Fountain Africa Trust runs a Call Centre through which expectant mothers identified through Community Health Volunteers (CHVs) and ANC clinics are followed. The follow-up is meant to ensure that the mothers deliver in health facilities or with the assistance of trained and skilled health providers and that the health of their newborns is monitored over time. The Call Centre offers personalized consultations to pregnant and new mothers to ensure the well-being of both the mother and the baby are taken care of. Mothers and babies who are found to have any form of complications are referred to the nearest health facility for appropriate care. During the duration of the Collaborative Newborn Support Project (2017-2018), the Fountain Africa Call Centre reached over 10,000 mothers with personalized health consultations to improve care for the mothers and their newborns in the community. Sick babies identified during consultations were referred to appropriate health facilities for interventions and CHVs detailed to follow up on post-treatment outcomes back at home. 
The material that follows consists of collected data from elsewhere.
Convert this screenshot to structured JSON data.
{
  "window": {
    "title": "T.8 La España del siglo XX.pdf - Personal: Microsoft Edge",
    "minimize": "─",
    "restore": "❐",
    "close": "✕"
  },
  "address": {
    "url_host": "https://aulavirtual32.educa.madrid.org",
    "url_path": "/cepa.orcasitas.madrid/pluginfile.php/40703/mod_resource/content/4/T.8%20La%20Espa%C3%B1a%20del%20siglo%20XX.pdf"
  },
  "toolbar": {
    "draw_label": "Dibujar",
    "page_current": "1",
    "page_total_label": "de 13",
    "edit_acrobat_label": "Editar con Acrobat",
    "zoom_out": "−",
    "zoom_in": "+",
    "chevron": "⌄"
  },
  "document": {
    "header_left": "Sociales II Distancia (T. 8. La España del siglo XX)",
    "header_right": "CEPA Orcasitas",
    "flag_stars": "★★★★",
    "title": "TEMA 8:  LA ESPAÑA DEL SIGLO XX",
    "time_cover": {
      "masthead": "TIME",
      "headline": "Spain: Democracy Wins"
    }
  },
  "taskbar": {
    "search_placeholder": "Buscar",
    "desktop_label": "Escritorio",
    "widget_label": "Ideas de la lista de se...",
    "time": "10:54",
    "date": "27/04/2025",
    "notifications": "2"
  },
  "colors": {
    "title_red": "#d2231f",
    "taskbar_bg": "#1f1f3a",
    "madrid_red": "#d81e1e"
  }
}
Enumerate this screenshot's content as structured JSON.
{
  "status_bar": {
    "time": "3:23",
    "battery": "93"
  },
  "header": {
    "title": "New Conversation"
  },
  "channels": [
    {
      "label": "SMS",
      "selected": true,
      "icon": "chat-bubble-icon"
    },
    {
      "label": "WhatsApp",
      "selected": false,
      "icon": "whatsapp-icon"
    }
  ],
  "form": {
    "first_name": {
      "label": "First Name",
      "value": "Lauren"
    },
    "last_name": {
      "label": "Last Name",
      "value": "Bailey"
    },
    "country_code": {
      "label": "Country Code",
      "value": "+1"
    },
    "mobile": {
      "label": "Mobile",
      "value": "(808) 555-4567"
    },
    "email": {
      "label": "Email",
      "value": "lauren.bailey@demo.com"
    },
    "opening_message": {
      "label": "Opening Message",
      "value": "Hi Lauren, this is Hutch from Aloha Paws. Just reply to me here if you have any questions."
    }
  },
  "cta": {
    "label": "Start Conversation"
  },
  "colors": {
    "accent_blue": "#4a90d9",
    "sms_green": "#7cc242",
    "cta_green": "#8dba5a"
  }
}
Support to Persons Living with Disabilities

People with disability are among the most marginalized in many societies including in Kenya. Although the Kenyan Constitution states that all citizens be provided with equal access to services in the country, people with disability have difficulties in enjoying their constitutional rights. Disability constitute 10% of the population of Kenya. There are different types of disabilities ranging from physical to hearing impairment, blindness and mental disability, all of which require different specialization to facilitate their movement, and activities in life. Fountain Africa Trust initiated a project in Western Kenya that aims at enhancing the ability of people living with disability to earn a dignified living.

Fountain Africa Trust supports children with Autism Spectrum Disorder through the Austin Project.

Austin Kibeti was born in July 2010 and was diagnosed with Autism Spectrum Disorder in 2013 when he turned 3 years. He attended City Primary School Autism Unit in Nairobi from 2015, up to Integrated Class 2. The Autism Unit is housed in a public primary school for low income families located on the Eastern part of Nairobi. The Unit offers integrated education and therapeutic services to children with Autism Spectrum Disorder, Downs Syndrome and other neurological disorders associated with speech, learning and other life skills.

Unfortunately, the Ministry of Education does not provide extra finances to schools to cater for the special needs of autistic children. The Special Unit therefore disintegrated. Austin’s parents decided to relocate from Nairobi to Bungoma County. In Bungoma, there are no programs for autistic children, the community is not aware that children with ASD can go to school and acquire skills for them to live a normal life. They are considered either mentally retarded or schizophrenic.

Fountain Africa Trust has launched Project Austin in Bungoma County, to create awareness and support autistic children go to school. The cost of supporting one autistic child in school is US$ 800 (KES 80,000) annually. Our target is to reach 150 children with the program.